Just keep these payment plan reminders in mind:
- The small, monthly payments need to be affordable and within budget to be made on time.
- If a payment is missed, the hospital could request the full amount of the bill to be paid immediately.
- If a payment is missed and cannot be paid out of pocket, the hospital may send the bill to a debt collector, which is a hit to a credit score.
And, in some cases, a personal injury attorney may be able to send the hospital a letter requesting to put the bill on hold until the insurance settlement is received. This is an authorization and assignment contract between the medical provider, the patient, and the attorney that says all agree to pay for the medical expenses out of the personal injury settlement. The contract will require some sort of payment before the settlement funds are received.
What are the Most Common Injuries from Car Accidents?

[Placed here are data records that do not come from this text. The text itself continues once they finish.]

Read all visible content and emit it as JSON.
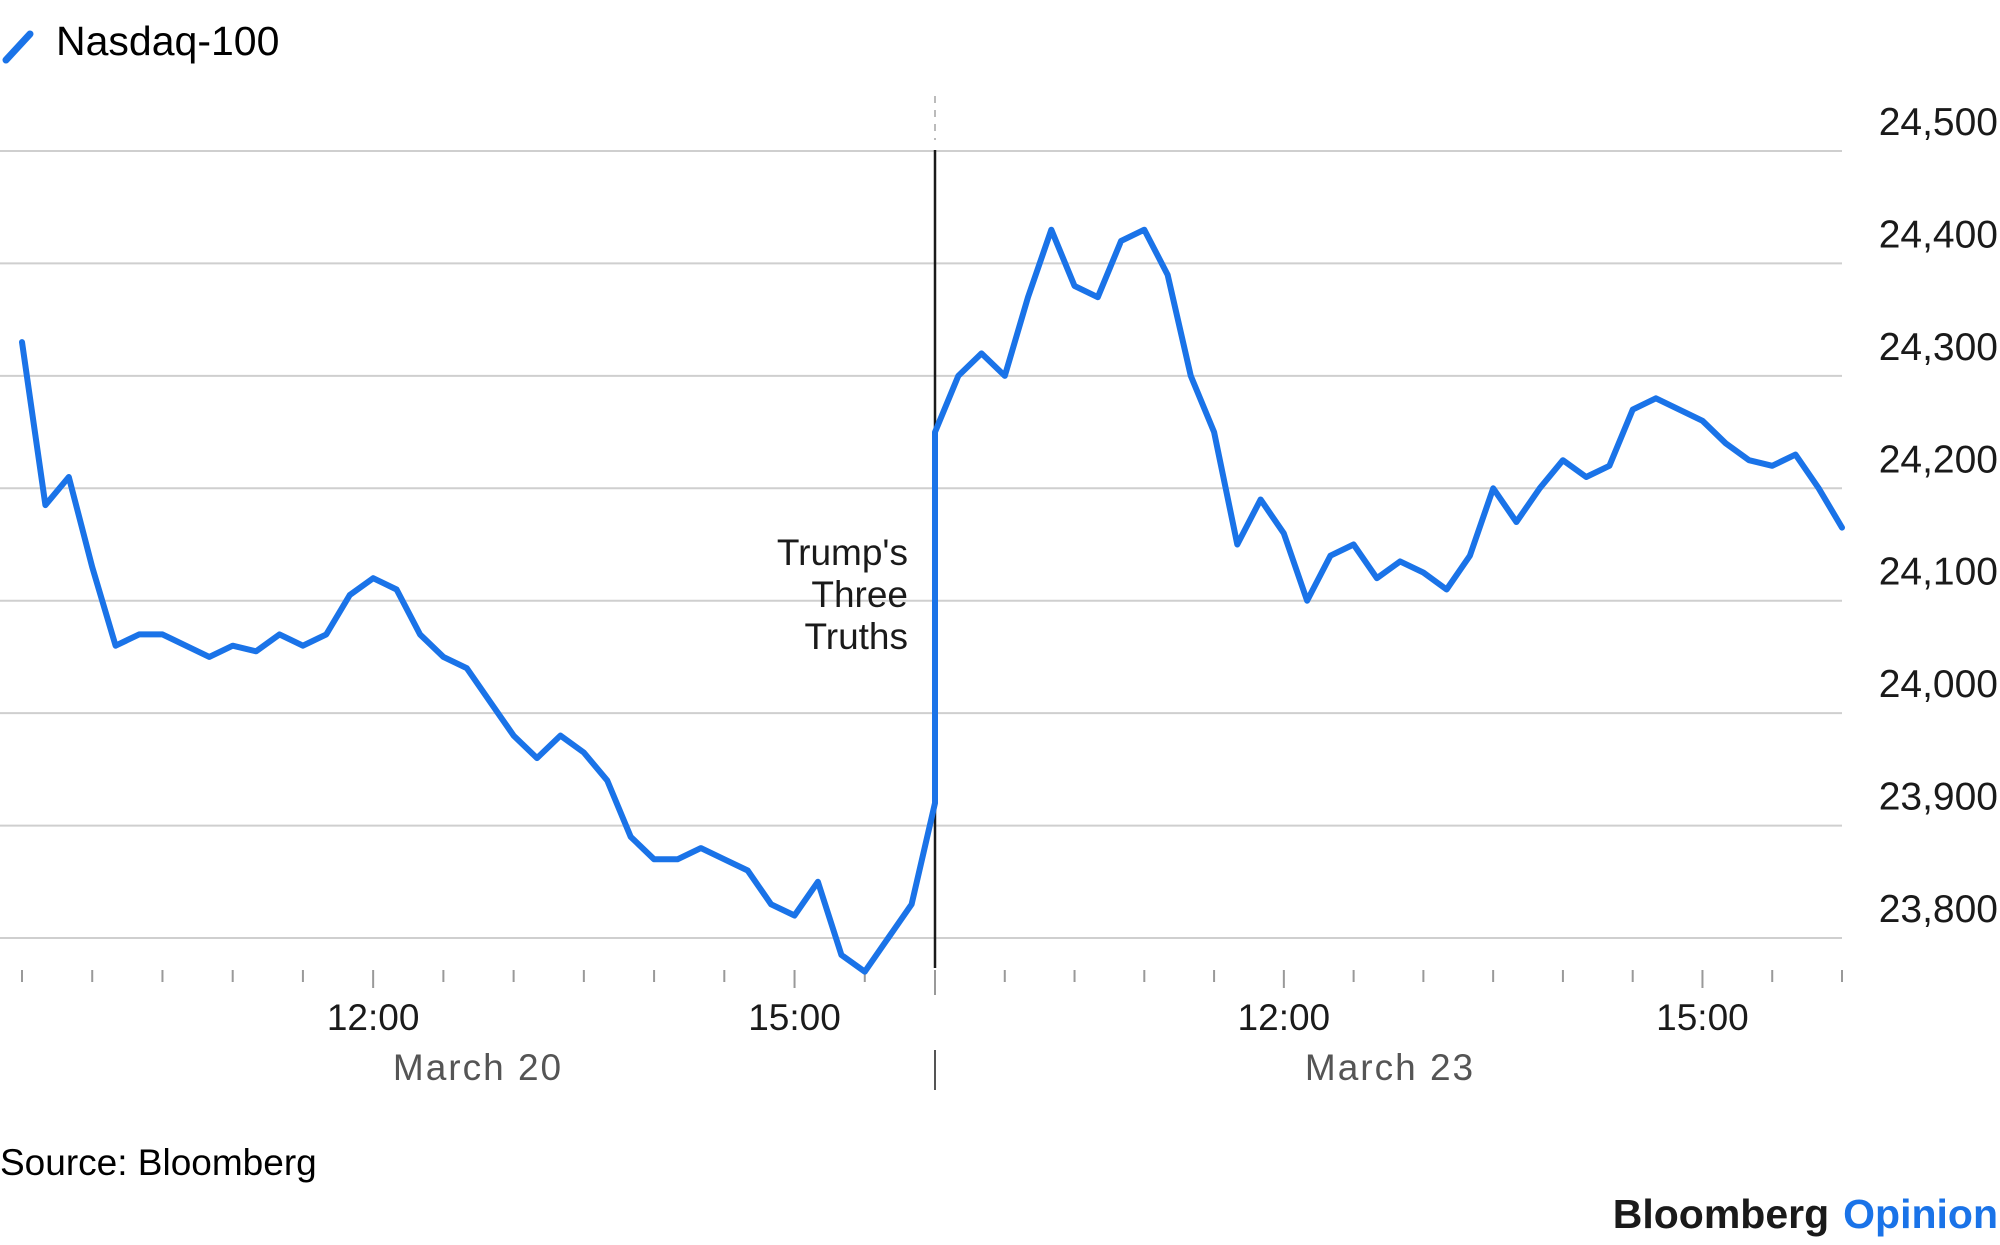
{
  "chart_data": {
    "type": "line",
    "title": "",
    "xlabel": "",
    "ylabel": "",
    "series": [
      {
        "name": "Nasdaq-100",
        "color": "#1a73e8",
        "segments": [
          {
            "day": "March 20",
            "times": [
              "09:30",
              "09:40",
              "09:50",
              "10:00",
              "10:10",
              "10:20",
              "10:30",
              "10:40",
              "10:50",
              "11:00",
              "11:10",
              "11:20",
              "11:30",
              "11:40",
              "11:50",
              "12:00",
              "12:10",
              "12:20",
              "12:30",
              "12:40",
              "12:50",
              "13:00",
              "13:10",
              "13:20",
              "13:30",
              "13:40",
              "13:50",
              "14:00",
              "14:10",
              "14:20",
              "14:30",
              "14:40",
              "14:50",
              "15:00",
              "15:10",
              "15:20",
              "15:30",
              "15:40",
              "15:50",
              "16:00"
            ],
            "values": [
              24330,
              24185,
              24210,
              24130,
              24060,
              24070,
              24070,
              24060,
              24050,
              24060,
              24055,
              24070,
              24060,
              24070,
              24105,
              24120,
              24110,
              24070,
              24050,
              24040,
              24010,
              23980,
              23960,
              23980,
              23965,
              23940,
              23890,
              23870,
              23870,
              23880,
              23870,
              23860,
              23830,
              23820,
              23850,
              23785,
              23770,
              23800,
              23830,
              23920
            ]
          },
          {
            "day": "March 23",
            "times": [
              "09:30",
              "09:40",
              "09:50",
              "10:00",
              "10:10",
              "10:20",
              "10:30",
              "10:40",
              "10:50",
              "11:00",
              "11:10",
              "11:20",
              "11:30",
              "11:40",
              "11:50",
              "12:00",
              "12:10",
              "12:20",
              "12:30",
              "12:40",
              "12:50",
              "13:00",
              "13:10",
              "13:20",
              "13:30",
              "13:40",
              "13:50",
              "14:00",
              "14:10",
              "14:20",
              "14:30",
              "14:40",
              "14:50",
              "15:00",
              "15:10",
              "15:20",
              "15:30",
              "15:40",
              "15:50",
              "16:00"
            ],
            "values": [
              24250,
              24300,
              24320,
              24300,
              24370,
              24430,
              24380,
              24370,
              24420,
              24430,
              24390,
              24300,
              24250,
              24150,
              24190,
              24160,
              24100,
              24140,
              24150,
              24120,
              24135,
              24125,
              24110,
              24140,
              24200,
              24170,
              24200,
              24225,
              24210,
              24220,
              24270,
              24280,
              24270,
              24260,
              24240,
              24225,
              24220,
              24230,
              24200,
              24165
            ]
          }
        ]
      }
    ],
    "x_days": [
      "March 20",
      "March 23"
    ],
    "x_ticks": [
      "12:00",
      "15:00",
      "12:00",
      "15:00"
    ],
    "y_ticks": [
      "24,500",
      "24,400",
      "24,300",
      "24,200",
      "24,100",
      "24,000",
      "23,900",
      "23,800"
    ],
    "y_tick_values": [
      24500,
      24400,
      24300,
      24200,
      24100,
      24000,
      23900,
      23800
    ],
    "ylim": [
      23770,
      24520
    ],
    "grid": true,
    "legend_position": "top-left",
    "annotation": {
      "lines": [
        "Trump's",
        "Three",
        "Truths"
      ],
      "at": "March 23 09:30"
    }
  },
  "legend": {
    "label": "Nasdaq-100"
  },
  "footer": {
    "source": "Source: Bloomberg",
    "brand_name": "Bloomberg",
    "brand_product": "Opinion",
    "brand_color": "#1a73e8"
  }
}
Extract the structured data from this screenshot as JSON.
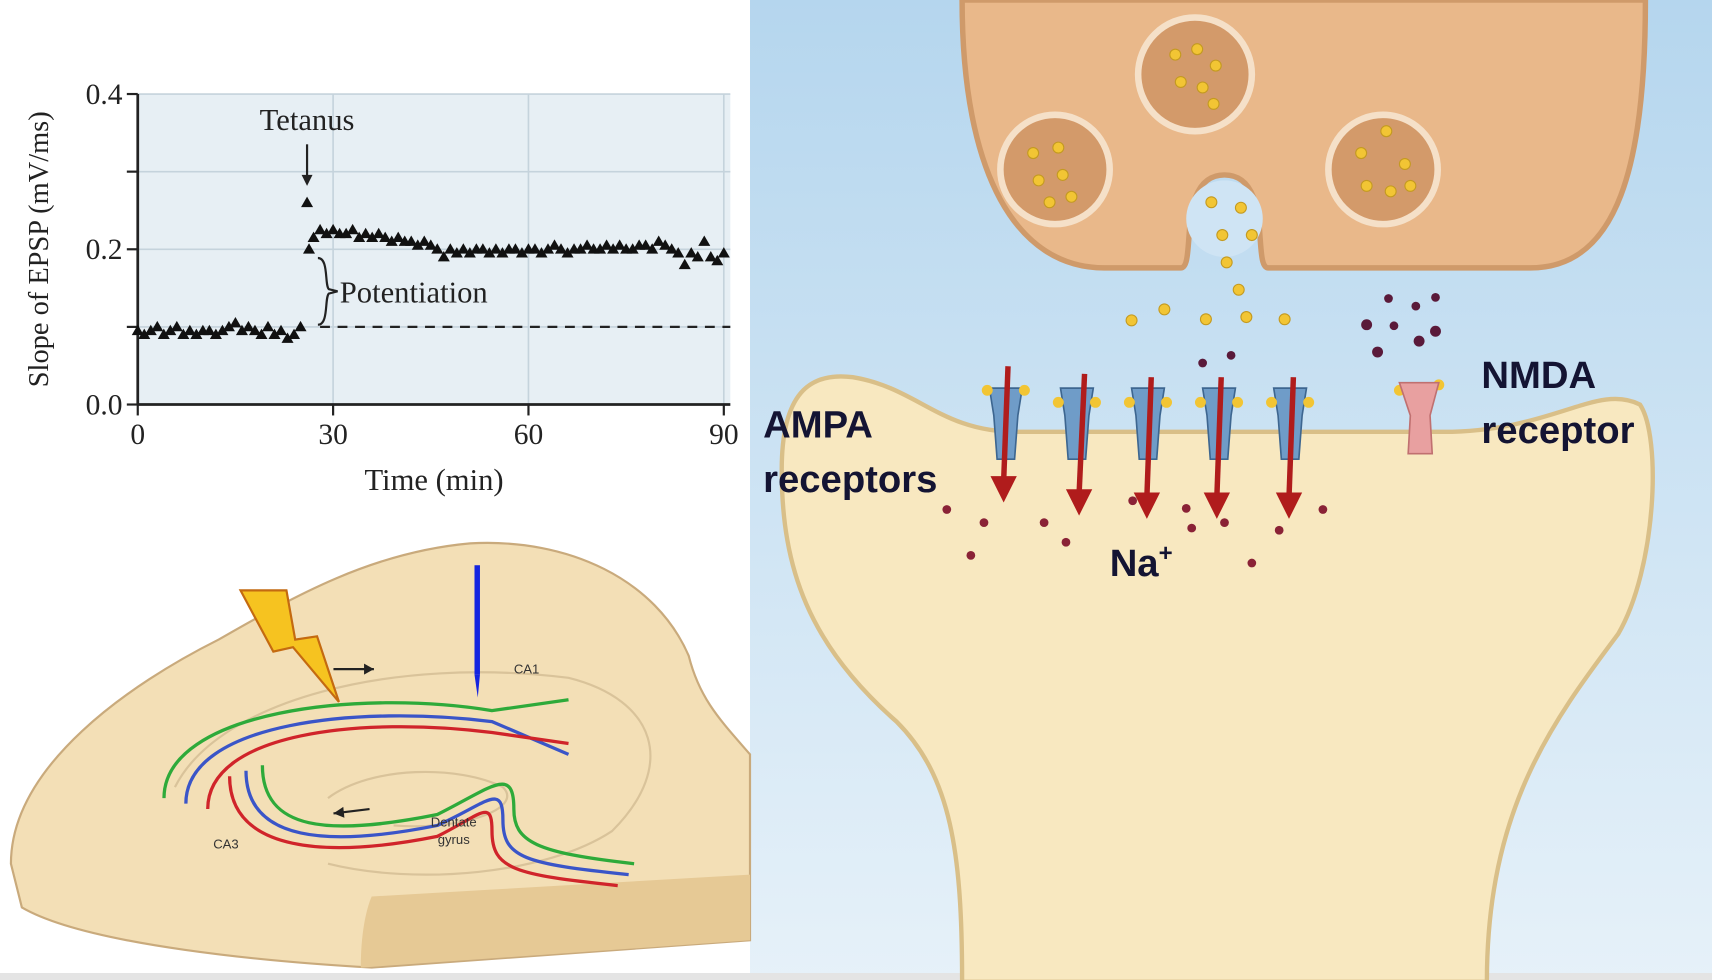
{
  "chart_data": {
    "type": "scatter",
    "x_label": "Time (min)",
    "y_label": "Slope of EPSP (mV/ms)",
    "xlim": [
      0,
      91
    ],
    "ylim": [
      0,
      0.4
    ],
    "xticks": [
      0,
      30,
      60,
      90
    ],
    "yticks": [
      {
        "value": 0,
        "label": "0.0"
      },
      {
        "value": 0.2,
        "label": "0.2"
      },
      {
        "value": 0.4,
        "label": "0.4"
      }
    ],
    "minor_yticks": [
      0.1,
      0.3
    ],
    "grid": true,
    "tetanus": {
      "label": "Tetanus",
      "x": 26
    },
    "potentiation": {
      "label": "Potentiation",
      "x": 28,
      "baseline": 0.1,
      "level": 0.2
    },
    "x": [
      0,
      1,
      2,
      3,
      4,
      5,
      6,
      7,
      8,
      9,
      10,
      11,
      12,
      13,
      14,
      15,
      16,
      17,
      18,
      19,
      20,
      21,
      22,
      23,
      24,
      25,
      26,
      26.3,
      27,
      28,
      29,
      30,
      31,
      32,
      33,
      34,
      35,
      36,
      37,
      38,
      39,
      40,
      41,
      42,
      43,
      44,
      45,
      46,
      47,
      48,
      49,
      50,
      51,
      52,
      53,
      54,
      55,
      56,
      57,
      58,
      59,
      60,
      61,
      62,
      63,
      64,
      65,
      66,
      67,
      68,
      69,
      70,
      71,
      72,
      73,
      74,
      75,
      76,
      77,
      78,
      79,
      80,
      81,
      82,
      83,
      84,
      85,
      86,
      87,
      88,
      89,
      90
    ],
    "series": [
      {
        "name": "EPSP slope",
        "color": "#111111",
        "values": [
          0.095,
          0.09,
          0.095,
          0.1,
          0.09,
          0.095,
          0.1,
          0.09,
          0.095,
          0.09,
          0.095,
          0.095,
          0.09,
          0.095,
          0.1,
          0.105,
          0.095,
          0.1,
          0.095,
          0.09,
          0.1,
          0.09,
          0.095,
          0.085,
          0.09,
          0.1,
          0.26,
          0.2,
          0.215,
          0.225,
          0.22,
          0.225,
          0.22,
          0.22,
          0.225,
          0.215,
          0.22,
          0.215,
          0.22,
          0.215,
          0.21,
          0.215,
          0.21,
          0.21,
          0.205,
          0.21,
          0.205,
          0.2,
          0.19,
          0.2,
          0.195,
          0.2,
          0.195,
          0.2,
          0.2,
          0.195,
          0.2,
          0.195,
          0.2,
          0.2,
          0.195,
          0.2,
          0.2,
          0.195,
          0.2,
          0.205,
          0.2,
          0.195,
          0.2,
          0.2,
          0.205,
          0.2,
          0.2,
          0.205,
          0.2,
          0.205,
          0.2,
          0.2,
          0.205,
          0.205,
          0.2,
          0.21,
          0.205,
          0.2,
          0.195,
          0.18,
          0.195,
          0.19,
          0.21,
          0.19,
          0.185,
          0.195
        ]
      }
    ]
  },
  "hippocampus": {
    "ca1": "CA1",
    "ca3": "CA3",
    "dentate": [
      "Dentate",
      "gyrus"
    ]
  },
  "synapse": {
    "ampa": [
      "AMPA",
      "receptors"
    ],
    "nmda": [
      "NMDA",
      "receptor"
    ],
    "ion": "Na",
    "ion_charge": "+"
  }
}
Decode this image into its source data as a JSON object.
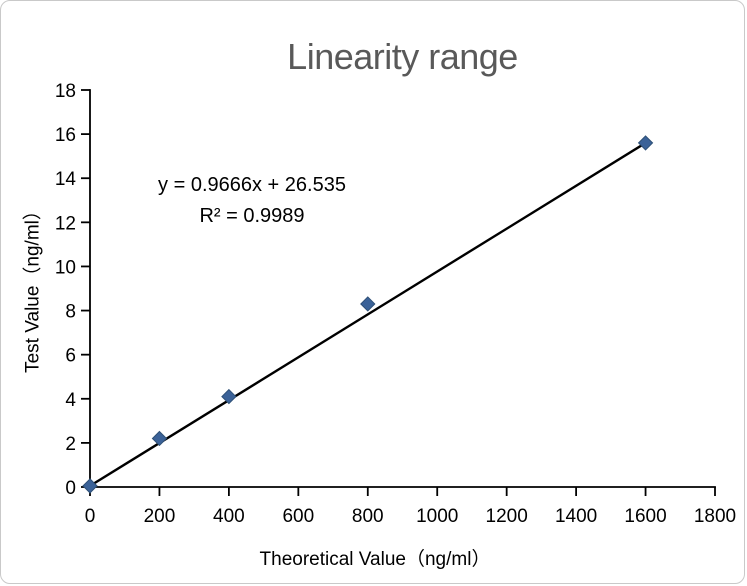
{
  "chart_data": {
    "type": "scatter",
    "title": "Linearity range",
    "xlabel": "Theoretical Value（ng/ml）",
    "ylabel": "Test Value（ng/ml）",
    "xlim": [
      0,
      1800
    ],
    "ylim": [
      0,
      18
    ],
    "x_ticks": [
      0,
      200,
      400,
      600,
      800,
      1000,
      1200,
      1400,
      1600,
      1800
    ],
    "y_ticks": [
      0,
      2,
      4,
      6,
      8,
      10,
      12,
      14,
      16,
      18
    ],
    "grid": false,
    "legend": "none",
    "points": [
      [
        0,
        0.05
      ],
      [
        200,
        2.2
      ],
      [
        400,
        4.1
      ],
      [
        800,
        8.3
      ],
      [
        1600,
        15.6
      ]
    ],
    "trendline": {
      "start": [
        0,
        0.05
      ],
      "end": [
        1600,
        15.6
      ]
    },
    "annotations": {
      "equation": "y = 0.9666x + 26.535",
      "r_squared": "R² = 0.9989"
    },
    "colors": {
      "marker": "#3b6298",
      "marker_border": "#2e5076",
      "trendline": "#000000",
      "axis": "#000000",
      "title": "#595959",
      "text": "#000000"
    }
  }
}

More than 3 million Americans are injured in car accidents each year, according to the National Highway Traffic Safety Administration (NHTSA), and sustain these five most common injuries (either impact or penetrating), which will require medical treatment:
- Soft tissue injuries, or connective tissue damage to the muscles, ligaments, or tendons. Examples include whiplash, low- and mid-back injuries or sprains, and damages to the spine.
- Scrapes and cuts caused by loose objects from inside the car (cell phones, coffee mugs), broken glass, car parts, and airbags can cause lacerations that require stitches.
- Head injuries can range from minor to serious, which is a result of driver impact to the side window or steering wheel. Results can vary from a concussion to more serious closed head injuries. The tricky part for medical staff is that, often, head injuries do not show bruises or symptoms initially, making them the “silent” injuries.
- Chest injuries, ranging from contusions and bruises to broken ribs and injuries to internal organs.
- Arm and leg injuries are caused by sudden, unnatural direction changes or stops by the vehicle that result in the involuntary motion of arms and legs. In the front seat, this normally means a collision between the knees and the bottom of the dashboard.
Filing a Lawsuit to Pay for Medical Bills
Another option for drivers who are not at fault to help pay for medical bills is to file a lawsuit against the other driver. Once that lawsuit is filed, the at-fault driver will need to defend the case and will be responsible for any payment recovery made at trial or through a settlement.
This lawsuit process should be made through an experienced personal injury attorney, not directly through the auto insurance company alone. Making sure medical expenses get paid can be extremely confusing, especially when the insurance company will probably claim a portion of the settlement.